People are more likely to blame God for their bad moral behavior when they believe they were born to act that way, according to an ongoing Case Western Reserve project on spirituality and religion.
A growing body of research demonstrates that feelings of anger, disappointment, or mistrust toward God can negatively impact mental and physical health. Over time, feeling in conflict with God predicts depression, likelihood of suicide, poor recovery from illness and general discontent.
“For this study, we are identifying another pathway to anger at and conflict with God,” said Joshua Grubbs, a doctoral student. “Our research empirically shows that feeling as if God set you up to fail leads to conflict with deity, which we know from other studies can predict a lot of negative outcomes.”

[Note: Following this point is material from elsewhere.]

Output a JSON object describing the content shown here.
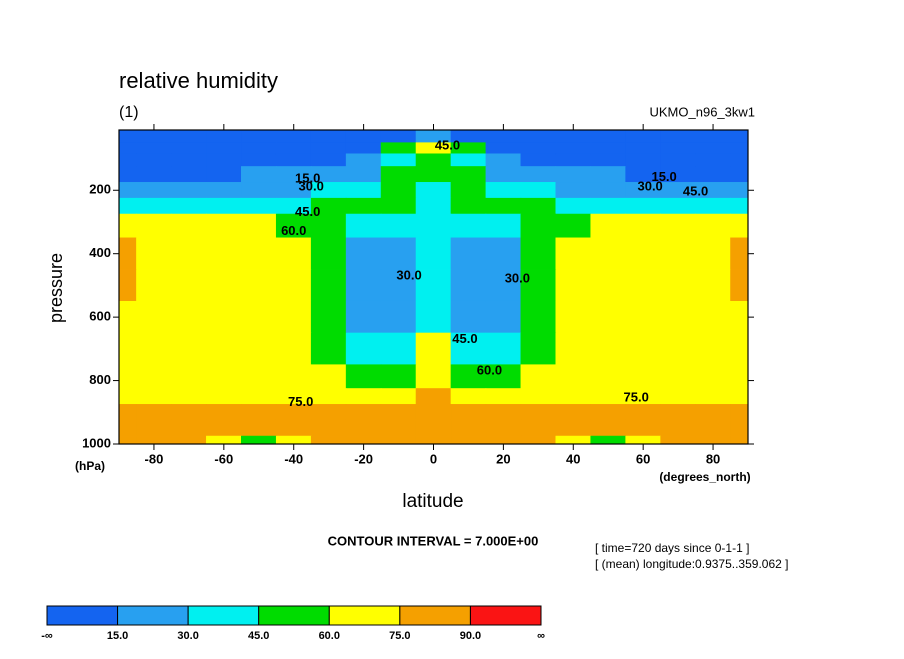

Grubbs conducted the study with Julie Exline, professor of psychology. Their findings were published in the Journal of Psychology and Theology article, “Why did you make me this way? Anger at God in the contexts of personal transgressions.”
The findings contribute to a three-year project, supported by a $1.4 million John Templeton Foundation grant, to study spiritual and religious struggles. Exline is directing the project.
The study focused on evaluating how anger at God may be related to how people view the cause of their own moral transgressions. Researchers found that people view God as partly responsible if they attributed these transgressions to how God created them.
“I think this bears implications for people working through their own identities and the religious identities they were raised to believe,” Grubbs said.
For example, someone raised in a religiously conservative background would likely believe that God made them and that God prohibits a wide range of sexual behaviors.
“If they find themselves wanting to engage in some of those behaviors or feel like they were born with desires that God prohibits, they might have a crisis of faith because they feel like God made them to fail,” he said.
Their study was based on two psychological studies.
In the first one, participants were asked to consider an example of an imaginary character in an imaginary world with an imaginary God. Participants were told to imagine the character was constantly breaking rules the God had set.
Half of the participants were told he broke the rules because of a genetic condition that made it impossible for him to follow the rules; the other half was given no explanation.
When asked how they imagined the character felt toward the described God, participants given the genetic condition scenario were more likely to describe feelings of anger and hostility toward the God.
In the second experiment, a sample of college students and a sample of adults were asked to describe a time they had done something they thought was morally wrong.
Participants were asked to what extent they felt the transgression was due to chance, genetics, personality, biology, circumstances, how they were born, their environment and other factors.
Participants were then asked if they felt any emotions (guilt, anger, regret, etc.) toward God about their moral misstep.
“What we found,” Grubbs said, “was that participants who were more likely to describe their transgression as the result of their personality or biology—as a result of who they felt they were as people—were also more likely to feel angry and upset at God in response to the transgression.”